Für Deutschland wäre demnach die von der Süddeutschen vertretene Variante die bessere, denn abgesehen davon, daß sich am Ende herausstellt, daß der Parteivorsitzende mit seiner klassenkämpferische Rede nur ein paar verirrte Schäflein aus dem SPD-Lager speziell zur NRW-Wahl wieder zurück in den Schoß der Partei getrieben hat, dürfte er so kaum die laut Umfragen nötigen 900.000 Stimmen gegen den dortigen Wechsel erreichen.
Zudem ist da ja auch noch Bundeskanzler Schröder der keineswegs Anstalten macht, Münteferings Worten Taten folgen zu lassen. Zwar klagt er hin und wieder auch, daß Arbeitgeber, die Arbeitsplätze ins Ausland verlagern, "unpatriotisch" seien, doch gleichzeitig tanzt "der Genosse der Bosse" selbst auf dem Parkett der Globalisierer, indem er unter anderem von seinen Auslandsreisen Aufträge für deutsche Firmen mitbringt und weltweit agierende Großunternehmen gegenüber dem heimischen Mittelstand bevorzugt.
"Der Regierungschef hat die Aufgabe, pragmatisch alles dafür zu tun, den Wohlstand des Volkes zu mehren. Der Parteichef dagegen kann ideologisch sein", zitiert die Frankfurter Allgemeine Sonntagszeitung den Kanzler-Vertrauten Jürgen Großmann. Doch der Manager weist auch zu Recht darauf hin, daß diese Kritik an der wachsenden Macht des Kapitalismus die Gefahr in sich birgt, von einer wirtschaftsorientierten Politik abzukommen.
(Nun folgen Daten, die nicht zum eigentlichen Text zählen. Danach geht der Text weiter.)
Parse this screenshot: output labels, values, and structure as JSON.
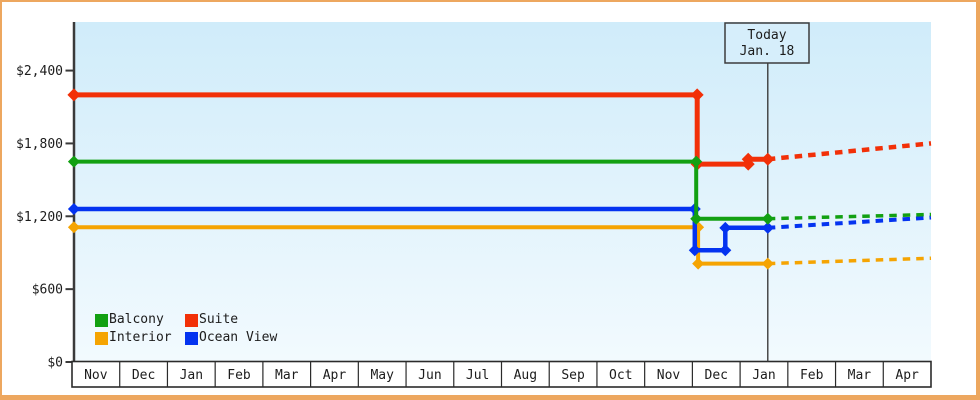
{
  "window": {
    "kind": "cruise cabin price history chart"
  },
  "colors": {
    "frame_border": "#eda75f",
    "plot_bg_top": "#d0ecfa",
    "plot_bg_bottom": "#f2fafe",
    "axis": "#3a3a3a",
    "grid_box": "#2b2b2b",
    "text": "#1c1c1c",
    "today_line": "#3c3c3c",
    "today_box_fill": "#d6eefb"
  },
  "today_box": {
    "line1": "Today",
    "line2": "Jan. 18"
  },
  "chart_data": {
    "type": "line",
    "title": "",
    "xlabel": "",
    "ylabel": "",
    "x_unit": "months, index 0 = first Nov through index 18 = end of last Apr",
    "months": [
      "Nov",
      "Dec",
      "Jan",
      "Feb",
      "Mar",
      "Apr",
      "May",
      "Jun",
      "Jul",
      "Aug",
      "Sep",
      "Oct",
      "Nov",
      "Dec",
      "Jan",
      "Feb",
      "Mar",
      "Apr"
    ],
    "y_ticks": [
      {
        "label": "$2,400",
        "value": 2400
      },
      {
        "label": "$1,800",
        "value": 1800
      },
      {
        "label": "$1,200",
        "value": 1200
      },
      {
        "label": "$600",
        "value": 600
      },
      {
        "label": "$0",
        "value": 0
      }
    ],
    "ylim": [
      0,
      2800
    ],
    "grid": false,
    "legend_position": "bottom-left inside plot",
    "today": {
      "t": 14.58,
      "label": "Jan. 18"
    },
    "series": [
      {
        "id": "suite",
        "name": "Suite",
        "color": "#f23008",
        "stroke_width": 5,
        "marker": "diamond",
        "start_price": 2200,
        "today_price": 1670,
        "forecast_end_price": 1800,
        "history": [
          [
            0.04,
            2200
          ],
          [
            13.1,
            2200
          ],
          [
            13.1,
            1630
          ],
          [
            14.17,
            1630
          ],
          [
            14.17,
            1670
          ],
          [
            14.58,
            1670
          ]
        ],
        "forecast": [
          [
            14.58,
            1670
          ],
          [
            18.0,
            1800
          ]
        ]
      },
      {
        "id": "interior",
        "name": "Interior",
        "color": "#f5a402",
        "stroke_width": 4,
        "marker": "diamond",
        "start_price": 1110,
        "today_price": 810,
        "forecast_end_price": 855,
        "history": [
          [
            0.04,
            1110
          ],
          [
            13.12,
            1110
          ],
          [
            13.12,
            810
          ],
          [
            14.58,
            810
          ]
        ],
        "forecast": [
          [
            14.58,
            810
          ],
          [
            18.0,
            855
          ]
        ]
      },
      {
        "id": "ocean-view",
        "name": "Ocean View",
        "color": "#0433f0",
        "stroke_width": 4.5,
        "marker": "diamond",
        "start_price": 1260,
        "today_price": 1105,
        "forecast_end_price": 1190,
        "history": [
          [
            0.04,
            1260
          ],
          [
            13.05,
            1260
          ],
          [
            13.05,
            920
          ],
          [
            13.69,
            920
          ],
          [
            13.69,
            1105
          ],
          [
            14.58,
            1105
          ]
        ],
        "forecast": [
          [
            14.58,
            1105
          ],
          [
            18.0,
            1190
          ]
        ]
      },
      {
        "id": "balcony",
        "name": "Balcony",
        "color": "#12a012",
        "stroke_width": 4,
        "marker": "diamond",
        "start_price": 1650,
        "today_price": 1180,
        "forecast_end_price": 1215,
        "history": [
          [
            0.04,
            1650
          ],
          [
            13.08,
            1650
          ],
          [
            13.08,
            1180
          ],
          [
            14.58,
            1180
          ]
        ],
        "forecast": [
          [
            14.58,
            1180
          ],
          [
            18.0,
            1215
          ]
        ]
      }
    ],
    "legend": [
      {
        "label": "Balcony",
        "color": "#12a012"
      },
      {
        "label": "Suite",
        "color": "#f23008"
      },
      {
        "label": "Interior",
        "color": "#f5a402"
      },
      {
        "label": "Ocean View",
        "color": "#0433f0"
      }
    ]
  }
}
Wenn dies geschieht, hat die schwächelnde Wirtschaftsmacht Deutschland total verloren, denn an "einer Verwirtschaftlichung dieser Welt führt nichts vorbei". Wer den Menschen etwas anderes vorgaukelt, spielt nicht mit offenen Karten und ist bereit, für einen kurzfristigen Machterhalt die Zukunft dieses Landes aufs Spiel zu setzen. Doch wo ist dann der Unterschied zu dem verhaßten Profit-Denken des "Kapitals"?